À ma demande, Léone me parle de cette mystérieuse tranquillité qu’aiment les femmes et dans laquelle elles se réfugient volontiers après les tourments de l’amour, ou pour les éviter. Par « tourments de l’amour », j’entends moins l’attente déçue, les tromperies, la douleur surtout d’être abandonnée, que l’inquiétude qu’une femme ne peut manquer d’éprouver sur sa féminité même, inquiétude qu’un homme qui aime les femmes a du mal à concevoir, et doit à chaque fois faire un effort pour se représenter à nouveau. Tant pour lui, chaque femme incarne cette féminité désirée, espérée, ce trésor que chacune semble posséder et avoir le pouvoir d’accorder ou de refuser. Alors qu’en fait, de l’adolescence à l’âge mûr, face à l’éventuel désir des hommes, aucune n’est assurée de l’avoir : soit qu’elle se sente trop pauvrement dotée à cet égard – les autres ont de plus gros seins, une plus belle peau, un savoir-faire qu’elle n’a pas –, soit que le passage du temps menace de l’en déposséder.

Pierre Pachet, Sans amour, Denoël, p. 75.

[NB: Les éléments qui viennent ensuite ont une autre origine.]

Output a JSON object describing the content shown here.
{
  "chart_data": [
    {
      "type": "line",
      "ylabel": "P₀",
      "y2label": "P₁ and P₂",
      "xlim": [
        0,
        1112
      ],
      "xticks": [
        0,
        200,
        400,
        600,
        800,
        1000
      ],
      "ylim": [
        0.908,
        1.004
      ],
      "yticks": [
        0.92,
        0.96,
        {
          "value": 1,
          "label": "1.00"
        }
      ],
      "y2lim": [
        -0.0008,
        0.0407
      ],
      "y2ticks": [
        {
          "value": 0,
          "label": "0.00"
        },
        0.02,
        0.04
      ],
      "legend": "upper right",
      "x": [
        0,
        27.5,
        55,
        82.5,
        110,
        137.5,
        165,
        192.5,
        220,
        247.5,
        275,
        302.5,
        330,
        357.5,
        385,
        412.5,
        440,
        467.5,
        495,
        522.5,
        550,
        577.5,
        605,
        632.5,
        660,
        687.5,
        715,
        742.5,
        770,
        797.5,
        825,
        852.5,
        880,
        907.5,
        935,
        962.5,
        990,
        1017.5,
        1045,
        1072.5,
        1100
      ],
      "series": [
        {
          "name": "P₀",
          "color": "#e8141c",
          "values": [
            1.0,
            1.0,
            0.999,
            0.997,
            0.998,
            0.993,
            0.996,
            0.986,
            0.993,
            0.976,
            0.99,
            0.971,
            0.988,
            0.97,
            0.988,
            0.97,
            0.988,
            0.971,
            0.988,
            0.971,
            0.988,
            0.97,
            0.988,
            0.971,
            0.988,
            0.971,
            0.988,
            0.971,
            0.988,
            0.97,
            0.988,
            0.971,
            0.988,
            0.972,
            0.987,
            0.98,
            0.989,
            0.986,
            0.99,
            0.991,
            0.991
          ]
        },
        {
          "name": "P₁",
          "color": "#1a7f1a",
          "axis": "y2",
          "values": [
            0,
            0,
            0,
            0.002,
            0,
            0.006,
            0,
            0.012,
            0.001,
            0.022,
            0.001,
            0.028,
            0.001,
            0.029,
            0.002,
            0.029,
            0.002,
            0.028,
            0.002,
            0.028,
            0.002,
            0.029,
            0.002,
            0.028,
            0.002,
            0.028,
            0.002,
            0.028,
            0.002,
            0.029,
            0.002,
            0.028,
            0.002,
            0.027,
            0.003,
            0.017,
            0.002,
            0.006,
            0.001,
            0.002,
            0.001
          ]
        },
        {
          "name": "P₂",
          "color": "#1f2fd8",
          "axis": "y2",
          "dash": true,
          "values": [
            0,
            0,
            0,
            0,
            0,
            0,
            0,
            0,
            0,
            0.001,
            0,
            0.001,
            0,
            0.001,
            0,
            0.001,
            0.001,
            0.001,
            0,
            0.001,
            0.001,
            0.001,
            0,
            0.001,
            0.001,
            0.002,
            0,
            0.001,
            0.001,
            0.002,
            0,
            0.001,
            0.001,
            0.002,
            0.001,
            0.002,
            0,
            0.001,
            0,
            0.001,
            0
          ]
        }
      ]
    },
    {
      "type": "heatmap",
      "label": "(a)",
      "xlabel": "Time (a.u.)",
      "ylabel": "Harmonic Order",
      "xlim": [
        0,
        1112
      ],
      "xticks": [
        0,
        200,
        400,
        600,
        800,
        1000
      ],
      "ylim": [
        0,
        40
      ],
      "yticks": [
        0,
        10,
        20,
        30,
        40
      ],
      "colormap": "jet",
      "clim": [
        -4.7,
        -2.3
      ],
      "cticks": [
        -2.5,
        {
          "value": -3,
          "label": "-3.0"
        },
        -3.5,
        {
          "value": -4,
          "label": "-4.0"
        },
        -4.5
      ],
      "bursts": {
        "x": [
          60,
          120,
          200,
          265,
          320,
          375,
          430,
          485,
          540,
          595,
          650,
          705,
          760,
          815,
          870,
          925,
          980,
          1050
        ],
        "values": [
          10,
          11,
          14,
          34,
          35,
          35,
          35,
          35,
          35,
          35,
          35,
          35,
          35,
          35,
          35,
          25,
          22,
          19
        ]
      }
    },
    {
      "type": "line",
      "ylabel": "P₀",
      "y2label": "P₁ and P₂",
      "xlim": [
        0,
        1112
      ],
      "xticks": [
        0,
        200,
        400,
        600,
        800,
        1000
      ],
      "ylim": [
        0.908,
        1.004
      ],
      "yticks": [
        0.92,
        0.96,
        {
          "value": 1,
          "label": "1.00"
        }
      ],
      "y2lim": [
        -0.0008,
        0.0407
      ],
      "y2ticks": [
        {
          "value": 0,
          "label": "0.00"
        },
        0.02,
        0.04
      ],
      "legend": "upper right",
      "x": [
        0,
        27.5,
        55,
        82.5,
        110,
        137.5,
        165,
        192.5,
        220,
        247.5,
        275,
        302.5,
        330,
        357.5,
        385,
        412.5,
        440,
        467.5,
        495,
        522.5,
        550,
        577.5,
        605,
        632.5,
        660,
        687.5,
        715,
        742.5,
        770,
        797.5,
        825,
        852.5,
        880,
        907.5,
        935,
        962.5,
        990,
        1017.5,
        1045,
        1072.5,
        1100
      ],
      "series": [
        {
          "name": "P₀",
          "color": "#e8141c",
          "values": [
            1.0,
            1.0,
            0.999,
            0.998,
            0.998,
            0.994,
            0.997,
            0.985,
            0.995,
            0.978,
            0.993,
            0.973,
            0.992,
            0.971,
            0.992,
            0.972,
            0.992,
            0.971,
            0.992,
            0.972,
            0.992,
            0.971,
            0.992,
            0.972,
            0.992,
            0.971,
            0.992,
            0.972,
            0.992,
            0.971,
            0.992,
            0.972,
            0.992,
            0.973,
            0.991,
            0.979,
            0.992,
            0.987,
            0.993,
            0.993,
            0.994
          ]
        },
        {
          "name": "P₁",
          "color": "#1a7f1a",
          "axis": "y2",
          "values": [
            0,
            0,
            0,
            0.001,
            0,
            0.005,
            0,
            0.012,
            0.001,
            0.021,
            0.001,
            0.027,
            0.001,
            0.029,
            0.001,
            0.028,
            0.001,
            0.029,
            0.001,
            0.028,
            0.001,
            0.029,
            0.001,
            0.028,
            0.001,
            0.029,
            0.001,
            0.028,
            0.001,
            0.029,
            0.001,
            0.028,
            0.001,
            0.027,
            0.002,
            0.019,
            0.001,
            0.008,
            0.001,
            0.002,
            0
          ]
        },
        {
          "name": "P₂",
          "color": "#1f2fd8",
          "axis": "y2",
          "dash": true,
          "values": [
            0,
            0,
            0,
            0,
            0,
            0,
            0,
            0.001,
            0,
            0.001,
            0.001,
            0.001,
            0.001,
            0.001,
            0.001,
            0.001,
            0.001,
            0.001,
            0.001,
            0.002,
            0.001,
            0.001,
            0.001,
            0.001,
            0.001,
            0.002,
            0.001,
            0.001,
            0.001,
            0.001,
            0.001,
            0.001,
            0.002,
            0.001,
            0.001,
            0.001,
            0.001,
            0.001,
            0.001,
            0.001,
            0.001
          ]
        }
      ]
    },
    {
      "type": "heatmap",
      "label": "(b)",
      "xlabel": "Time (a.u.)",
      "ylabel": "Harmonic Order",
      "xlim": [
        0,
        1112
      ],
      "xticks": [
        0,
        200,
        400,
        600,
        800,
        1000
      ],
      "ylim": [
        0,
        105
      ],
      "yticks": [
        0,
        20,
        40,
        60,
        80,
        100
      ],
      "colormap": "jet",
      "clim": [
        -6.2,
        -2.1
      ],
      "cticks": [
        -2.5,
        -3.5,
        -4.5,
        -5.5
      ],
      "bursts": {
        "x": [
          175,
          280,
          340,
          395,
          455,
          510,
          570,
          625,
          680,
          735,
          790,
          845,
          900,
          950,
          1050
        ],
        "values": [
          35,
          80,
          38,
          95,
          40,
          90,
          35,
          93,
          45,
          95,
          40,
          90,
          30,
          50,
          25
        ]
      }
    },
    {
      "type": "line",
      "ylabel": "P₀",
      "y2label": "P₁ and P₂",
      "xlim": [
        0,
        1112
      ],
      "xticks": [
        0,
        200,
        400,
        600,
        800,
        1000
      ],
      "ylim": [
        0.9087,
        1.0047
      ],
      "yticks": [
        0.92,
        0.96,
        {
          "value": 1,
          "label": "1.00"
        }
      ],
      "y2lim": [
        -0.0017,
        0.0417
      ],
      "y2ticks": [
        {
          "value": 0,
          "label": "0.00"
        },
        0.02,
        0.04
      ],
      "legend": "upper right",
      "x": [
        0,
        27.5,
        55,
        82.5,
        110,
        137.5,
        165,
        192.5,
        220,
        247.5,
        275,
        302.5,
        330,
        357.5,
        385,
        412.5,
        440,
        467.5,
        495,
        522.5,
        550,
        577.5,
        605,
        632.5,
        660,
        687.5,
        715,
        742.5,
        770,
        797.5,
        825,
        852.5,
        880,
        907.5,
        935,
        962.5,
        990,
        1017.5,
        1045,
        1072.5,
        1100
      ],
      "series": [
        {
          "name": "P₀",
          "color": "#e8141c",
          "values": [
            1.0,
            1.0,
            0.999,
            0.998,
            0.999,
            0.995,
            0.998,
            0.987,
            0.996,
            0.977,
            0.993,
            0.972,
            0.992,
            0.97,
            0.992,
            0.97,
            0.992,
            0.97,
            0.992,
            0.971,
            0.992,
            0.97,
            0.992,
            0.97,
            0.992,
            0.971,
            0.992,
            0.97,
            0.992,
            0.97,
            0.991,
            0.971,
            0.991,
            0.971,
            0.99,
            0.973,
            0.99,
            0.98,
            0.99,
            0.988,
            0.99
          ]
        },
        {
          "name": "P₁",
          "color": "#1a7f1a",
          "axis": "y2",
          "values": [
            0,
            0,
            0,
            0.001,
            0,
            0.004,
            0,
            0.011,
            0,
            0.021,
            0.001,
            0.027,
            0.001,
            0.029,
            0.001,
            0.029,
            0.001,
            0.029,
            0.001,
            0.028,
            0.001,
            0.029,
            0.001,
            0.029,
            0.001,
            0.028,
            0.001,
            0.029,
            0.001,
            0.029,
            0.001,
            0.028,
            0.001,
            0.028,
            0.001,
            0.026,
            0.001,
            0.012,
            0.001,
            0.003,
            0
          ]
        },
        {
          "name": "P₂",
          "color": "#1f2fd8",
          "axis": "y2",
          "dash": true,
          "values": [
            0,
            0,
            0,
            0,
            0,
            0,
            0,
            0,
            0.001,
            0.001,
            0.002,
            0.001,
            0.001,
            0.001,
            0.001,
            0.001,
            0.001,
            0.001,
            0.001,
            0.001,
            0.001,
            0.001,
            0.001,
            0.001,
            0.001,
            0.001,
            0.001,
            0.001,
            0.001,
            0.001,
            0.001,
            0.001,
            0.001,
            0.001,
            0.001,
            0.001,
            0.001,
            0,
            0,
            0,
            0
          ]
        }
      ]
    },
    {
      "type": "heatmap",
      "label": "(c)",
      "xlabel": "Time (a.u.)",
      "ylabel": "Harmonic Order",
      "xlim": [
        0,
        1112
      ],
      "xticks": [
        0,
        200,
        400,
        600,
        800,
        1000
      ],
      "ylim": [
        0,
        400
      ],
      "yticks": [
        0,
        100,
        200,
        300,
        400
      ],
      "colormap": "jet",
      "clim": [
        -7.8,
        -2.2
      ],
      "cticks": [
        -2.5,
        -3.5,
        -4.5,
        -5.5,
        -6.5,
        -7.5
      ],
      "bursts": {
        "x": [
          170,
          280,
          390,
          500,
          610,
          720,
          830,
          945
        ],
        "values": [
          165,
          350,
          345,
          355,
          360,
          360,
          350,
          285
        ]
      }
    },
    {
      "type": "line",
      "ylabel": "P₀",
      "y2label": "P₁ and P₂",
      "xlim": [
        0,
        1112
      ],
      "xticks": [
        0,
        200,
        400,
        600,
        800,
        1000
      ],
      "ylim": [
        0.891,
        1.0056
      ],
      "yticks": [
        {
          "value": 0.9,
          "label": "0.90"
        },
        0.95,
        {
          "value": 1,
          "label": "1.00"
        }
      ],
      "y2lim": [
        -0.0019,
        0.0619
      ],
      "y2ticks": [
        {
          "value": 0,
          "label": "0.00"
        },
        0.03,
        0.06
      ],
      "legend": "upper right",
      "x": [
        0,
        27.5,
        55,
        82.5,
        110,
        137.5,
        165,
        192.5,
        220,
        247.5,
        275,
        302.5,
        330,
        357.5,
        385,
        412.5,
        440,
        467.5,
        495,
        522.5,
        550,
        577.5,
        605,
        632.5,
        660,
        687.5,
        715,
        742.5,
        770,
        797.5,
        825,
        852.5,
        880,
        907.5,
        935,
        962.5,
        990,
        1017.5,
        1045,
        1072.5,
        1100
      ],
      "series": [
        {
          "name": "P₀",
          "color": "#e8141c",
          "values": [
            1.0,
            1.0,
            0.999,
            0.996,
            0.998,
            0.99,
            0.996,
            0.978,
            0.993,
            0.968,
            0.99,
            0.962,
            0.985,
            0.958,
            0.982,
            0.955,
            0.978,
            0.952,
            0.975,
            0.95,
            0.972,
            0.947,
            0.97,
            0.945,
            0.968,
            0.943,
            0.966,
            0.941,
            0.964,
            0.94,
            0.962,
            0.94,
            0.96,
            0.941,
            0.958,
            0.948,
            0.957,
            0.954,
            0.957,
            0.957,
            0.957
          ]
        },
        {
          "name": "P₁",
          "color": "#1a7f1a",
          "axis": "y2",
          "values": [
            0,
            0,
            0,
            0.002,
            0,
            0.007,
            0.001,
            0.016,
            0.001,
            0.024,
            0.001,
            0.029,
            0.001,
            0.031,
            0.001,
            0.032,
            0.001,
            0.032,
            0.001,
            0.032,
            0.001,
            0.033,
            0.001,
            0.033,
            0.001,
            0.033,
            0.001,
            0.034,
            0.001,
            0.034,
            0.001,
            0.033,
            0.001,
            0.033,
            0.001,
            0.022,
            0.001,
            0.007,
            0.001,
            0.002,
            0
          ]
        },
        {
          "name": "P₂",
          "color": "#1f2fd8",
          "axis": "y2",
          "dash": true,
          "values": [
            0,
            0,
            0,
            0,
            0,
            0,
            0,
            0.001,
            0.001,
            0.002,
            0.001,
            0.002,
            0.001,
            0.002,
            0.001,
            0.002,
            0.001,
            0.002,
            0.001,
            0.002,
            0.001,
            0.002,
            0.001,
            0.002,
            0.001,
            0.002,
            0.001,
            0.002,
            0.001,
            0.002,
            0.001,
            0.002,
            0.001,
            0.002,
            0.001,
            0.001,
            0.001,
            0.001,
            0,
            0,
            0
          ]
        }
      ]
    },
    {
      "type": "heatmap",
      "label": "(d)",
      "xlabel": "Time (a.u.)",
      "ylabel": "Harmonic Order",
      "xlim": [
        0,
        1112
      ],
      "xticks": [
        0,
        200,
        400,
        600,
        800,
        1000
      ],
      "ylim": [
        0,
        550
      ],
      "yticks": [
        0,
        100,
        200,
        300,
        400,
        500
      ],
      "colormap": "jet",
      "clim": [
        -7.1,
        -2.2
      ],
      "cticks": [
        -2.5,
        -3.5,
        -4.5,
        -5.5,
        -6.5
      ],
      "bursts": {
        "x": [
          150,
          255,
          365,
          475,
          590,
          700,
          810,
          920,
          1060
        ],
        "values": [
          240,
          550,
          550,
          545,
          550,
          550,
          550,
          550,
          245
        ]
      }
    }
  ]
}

Cécile Carret, 13 mars 2011
effronterie

Alors que d’habitude je changeais constamment de pas, m’écartais à contretemps, me heurtais, je marchais maintenant avec les autres, et chacun de mes pas, si inhabituelle que fût la densité humaine, trouvait du jeu sur l’asphalte. Enfin je ne trottais ni ne traînais les pieds (comme tous dans les couloirs de l’internat), mais avais ma démarche, avançais en me balançant sur la plante des pieds qui déroulait, sensible, la succession des orteils, du métatarse et du talon, envoyais au passage de petits objets sur le côté, avec le sentiment d’effronterie tranquille qui, je l’éprouvai alors dans le recommencement, avait autrefois caractérisé mon enfance.

Peter Handke, Le recommencement, Gallimard, p. 104.

Cécile Carret, 8 sept. 2013
or

Tu peux épingler huit cent sept papillons ; mais pas le vol d’un seul.

Or j’ai deux paupières.

Éric Chevillard, Le désordre azerty, Minuit, p. 73.

Cécile Carret, 10 fév. 2014
propriétés

Vos maisons, vos jardins, vos propriétés… vôtres tout autant que miennes par la vitre du train à grande vitesse.